@JoseMariaCamara
(Crónica del Traslado de Nuestra Señora de Gracia y Esperanza. Cuaresma 2024).
Pese a la repetición del rito, siempre hay algo que lo hace diferente al de años anteriores, siempre hay algún hecho diferencial que hace que guardemos en nuestros recuerdos esos momentos para el resto de nuestros días. 330 días después de que la Virgen del Amor Hermoso cerrara la Semana Santa de Cieza 2023, los Hijos de María volvieron a abrir la cancela que conduce a las procesiones de este nuevo ciclo pasionario que está por llegar. Como me escribió ayer Mari Cruz Villa: ‘’Hoy empieza todo’’.
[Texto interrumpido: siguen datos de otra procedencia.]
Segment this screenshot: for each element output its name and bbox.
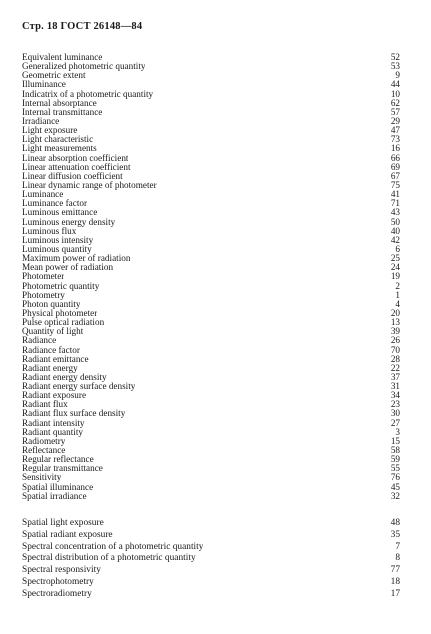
index-term: Maximum power of radiation — [22, 254, 131, 264]
index-number: 30 — [390, 408, 400, 419]
index-number: 47 — [390, 125, 400, 136]
index-entry — [22, 62, 400, 71]
index-entry — [22, 473, 400, 482]
index-entry — [22, 53, 400, 62]
index-term: Radiant exposure — [22, 391, 87, 401]
index-number: 25 — [390, 253, 400, 264]
index-number: 41 — [390, 189, 400, 200]
index-entry — [22, 135, 400, 144]
index-entry — [22, 90, 400, 99]
index-number: 10 — [390, 88, 400, 99]
index-number: 73 — [390, 134, 400, 145]
index-list-continued — [22, 518, 400, 601]
index-term: Spectral distribution of a photometric quantity — [22, 553, 196, 564]
index-number: 59 — [390, 454, 400, 465]
index-entry — [22, 518, 400, 530]
index-number: 3 — [395, 426, 400, 437]
index-number: 58 — [390, 445, 400, 456]
index-number: 15 — [390, 435, 400, 446]
index-number: 77 — [390, 565, 400, 576]
index-entry — [22, 190, 400, 199]
index-term: Photometer — [22, 272, 65, 282]
index-number: 1 — [395, 289, 400, 300]
index-number: 48 — [390, 518, 400, 528]
index-term: Luminous energy density — [22, 217, 116, 227]
index-entry — [22, 199, 400, 208]
index-entry — [22, 355, 400, 364]
index-term: Physical photometer — [22, 308, 98, 318]
index-number: 43 — [390, 207, 400, 218]
index-term: Spectrophotometry — [22, 576, 94, 587]
index-entry — [22, 327, 400, 336]
index-number: 70 — [390, 344, 400, 355]
index-entry — [22, 291, 400, 300]
index-number: 7 — [395, 541, 400, 552]
index-number: 4 — [395, 298, 400, 309]
index-number: 23 — [390, 399, 400, 410]
index-number: 52 — [390, 52, 400, 62]
index-term: Luminance — [22, 190, 64, 200]
index-term: Regular transmittance — [22, 464, 103, 474]
index-entry — [22, 263, 400, 272]
index-term: Geometric extent — [22, 71, 86, 81]
index-number: 20 — [390, 307, 400, 318]
index-entry — [22, 309, 400, 318]
index-entry — [22, 382, 400, 391]
index-term: Luminous intensity — [22, 235, 94, 245]
index-term: Photometric quantity — [22, 281, 100, 291]
index-entry — [22, 117, 400, 126]
index-entry — [22, 172, 400, 181]
index-entry — [22, 419, 400, 428]
index-entry — [22, 236, 400, 245]
index-entry — [22, 300, 400, 309]
index-entry — [22, 126, 400, 135]
index-number: 55 — [390, 463, 400, 474]
index-entry — [22, 577, 400, 589]
index-number: 45 — [390, 481, 400, 492]
index-term: Spectral concentration of a photometric quantity — [22, 541, 204, 552]
index-term: Luminous flux — [22, 226, 77, 236]
index-entry — [22, 446, 400, 455]
index-entry — [22, 318, 400, 327]
index-term: Radiometry — [22, 436, 66, 446]
index-entry — [22, 455, 400, 464]
index-entry — [22, 565, 400, 577]
index-term: Mean power of radiation — [22, 263, 114, 273]
index-entry — [22, 108, 400, 117]
index-list — [22, 53, 400, 501]
index-term: Pulse optical radiation — [22, 318, 105, 328]
index-entry — [22, 245, 400, 254]
index-number: 8 — [395, 553, 400, 564]
index-entry — [22, 464, 400, 473]
index-entry — [22, 346, 400, 355]
index-entry — [22, 154, 400, 163]
index-number: 37 — [390, 371, 400, 382]
index-term: Radiant emittance — [22, 354, 89, 364]
index-term: Luminous emittance — [22, 208, 98, 218]
index-number: 34 — [390, 390, 400, 401]
index-entry — [22, 71, 400, 80]
index-entry — [22, 530, 400, 542]
index-number: 67 — [390, 170, 400, 181]
index-term: Radiant energy density — [22, 372, 107, 382]
index-term: Radiant flux surface density — [22, 409, 126, 419]
index-number: 44 — [390, 79, 400, 90]
index-entry — [22, 282, 400, 291]
index-number: 32 — [390, 490, 400, 501]
index-entry — [22, 144, 400, 153]
index-number: 40 — [390, 225, 400, 236]
index-number: 50 — [390, 216, 400, 227]
index-number: 75 — [390, 179, 400, 190]
index-entry — [22, 589, 400, 601]
index-term: Regular reflectance — [22, 455, 94, 465]
index-term: Quantity of light — [22, 327, 84, 337]
index-number: 16 — [390, 143, 400, 154]
index-term: Light exposure — [22, 126, 78, 136]
index-number: 28 — [390, 353, 400, 364]
index-entry — [22, 437, 400, 446]
index-entry — [22, 227, 400, 236]
index-entry — [22, 409, 400, 418]
index-term: Spectral responsivity — [22, 565, 101, 576]
index-number: 76 — [390, 472, 400, 483]
index-entry — [22, 272, 400, 281]
index-entry — [22, 428, 400, 437]
index-term: Internal absorptance — [22, 98, 97, 108]
index-number: 22 — [390, 362, 400, 373]
index-entry — [22, 492, 400, 501]
index-entry — [22, 483, 400, 492]
index-number: 17 — [390, 588, 400, 599]
index-term: Radiant quantity — [22, 427, 83, 437]
index-term: Spatial irradiance — [22, 491, 87, 501]
index-number: 66 — [390, 152, 400, 163]
index-number: 57 — [390, 106, 400, 117]
index-term: Spatial illuminance — [22, 482, 94, 492]
index-entry — [22, 99, 400, 108]
index-term: Radiant energy surface density — [22, 382, 136, 392]
index-term: Generalized photometric quantity — [22, 62, 146, 72]
index-term: Spectroradiometry — [22, 588, 92, 599]
index-number: 2 — [395, 280, 400, 291]
index-entry — [22, 400, 400, 409]
index-term: Photometry — [22, 290, 65, 300]
index-entry — [22, 391, 400, 400]
index-number: 69 — [390, 161, 400, 172]
index-number: 29 — [390, 115, 400, 126]
index-term: Spatial radiant exposure — [22, 529, 113, 540]
index-entry — [22, 336, 400, 345]
index-term: Radiant energy — [22, 363, 78, 373]
index-number: 19 — [390, 271, 400, 282]
index-number: 26 — [390, 335, 400, 346]
index-number: 53 — [390, 61, 400, 72]
index-term: Radiance factor — [22, 345, 80, 355]
index-term: Light measurements — [22, 144, 97, 154]
index-term: Linear diffusion coefficient — [22, 171, 123, 181]
index-entry — [22, 208, 400, 217]
index-number: 18 — [390, 576, 400, 587]
index-term: Internal transmittance — [22, 107, 103, 117]
index-number: 13 — [390, 317, 400, 328]
index-entry — [22, 181, 400, 190]
index-number: 35 — [390, 529, 400, 540]
index-entry — [22, 364, 400, 373]
index-entry — [22, 553, 400, 565]
index-term: Irradiance — [22, 116, 60, 126]
index-term: Radiant intensity — [22, 418, 85, 428]
index-number: 39 — [390, 326, 400, 337]
index-term: Radiance — [22, 336, 57, 346]
index-entry — [22, 218, 400, 227]
index-term: Linear dynamic range of photometer — [22, 180, 157, 190]
index-number: 42 — [390, 234, 400, 245]
index-entry — [22, 254, 400, 263]
index-term: Sensitivity — [22, 473, 62, 483]
index-term: Reflectance — [22, 446, 66, 456]
index-number: 27 — [390, 417, 400, 428]
index-number: 6 — [395, 243, 400, 254]
page-header: Стр. 18 ГОСТ 26148—84 — [22, 21, 143, 32]
index-term: Linear absorption coefficient — [22, 153, 129, 163]
index-entry — [22, 542, 400, 554]
index-number: 31 — [390, 381, 400, 392]
index-term: Radiant flux — [22, 400, 68, 410]
index-number: 71 — [390, 198, 400, 209]
index-entry — [22, 163, 400, 172]
index-number: 62 — [390, 97, 400, 108]
index-term: Illuminance — [22, 80, 66, 90]
index-term: Linear attenuation coefficient — [22, 162, 131, 172]
index-term: Luminous quantity — [22, 244, 92, 254]
index-number: 24 — [390, 262, 400, 273]
index-term: Equivalent luminance — [22, 53, 103, 62]
index-term: Spatial light exposure — [22, 518, 104, 528]
index-term: Indicatrix of a photometric quantity — [22, 89, 154, 99]
index-entry — [22, 373, 400, 382]
index-number: 9 — [395, 70, 400, 81]
index-term: Luminance factor — [22, 199, 88, 209]
index-term: Photon quantity — [22, 299, 81, 309]
index-entry — [22, 80, 400, 89]
index-term: Light characteristic — [22, 135, 94, 145]
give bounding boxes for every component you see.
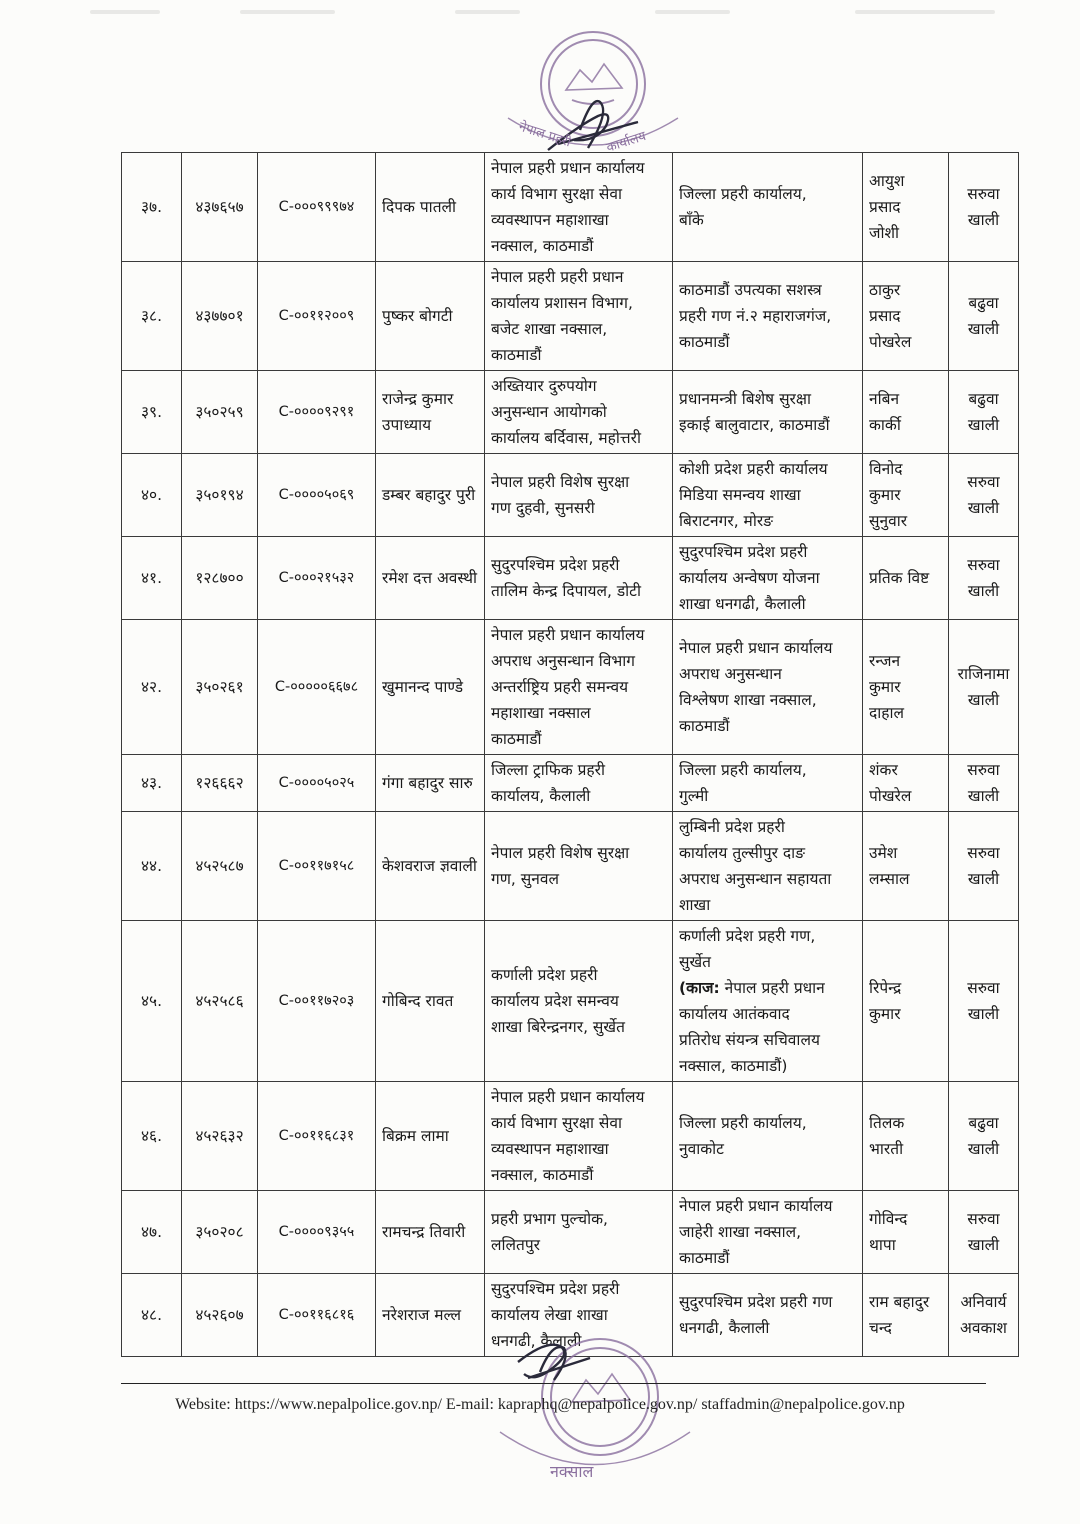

Las hermandades deben ser lugares de confraternización, reencuentro, cariño y devoción filial hacia una sagrada imagen. Todo lo que se salga de eso, no es hacer hermandad. De esto mismo, de hacer hermandad, aun cuando todo se torna oscuridad, bien sabe el nuevo hermano de honor de la Real Cofradía de Nuestra Señora de Gracia y Esperanza, D. José Joaquín Alba Gómez, un hombre que bien podría personificar aquella célebre frase promocional que nació en los 90, ‘’A Cieza por su Semana Santa’’. Él, presidente cuando nadie confiaba y cuando nadie tenía el valor de mirar a su Madre a los ojos, fue la persona que ayer recibió, quizás, una de las más altas distinciones de esta cofradía que ya vislumbra en el horizonte su 50 aniversario. Siempre con Cieza en la mirada y su corazón anclado en el Jueves Santo. Ese Jueves Santo al que siempre volver y al que amarrar cada segundo de tu vida. Su nombramiento tuvo lugar tras la entronización de la imagen titular de la cofradía que, mecida al compás de ‘’La Esperanza de María’’ (atisbo que será la marcha revelación de la Semana Santa de Cieza 2024), fue colocada en su altar de plata para dar inicio a un nuevo ciclo de procesiones. Un ciclo donde se aúna lo antiguo y lo nuevo, los mayores, los jóvenes y las nuevas vidas, como la de Martina. Apenas tiene dos meses de vida y ya luce la túnica del verde de la Esperanza y el blanco de la pureza de María.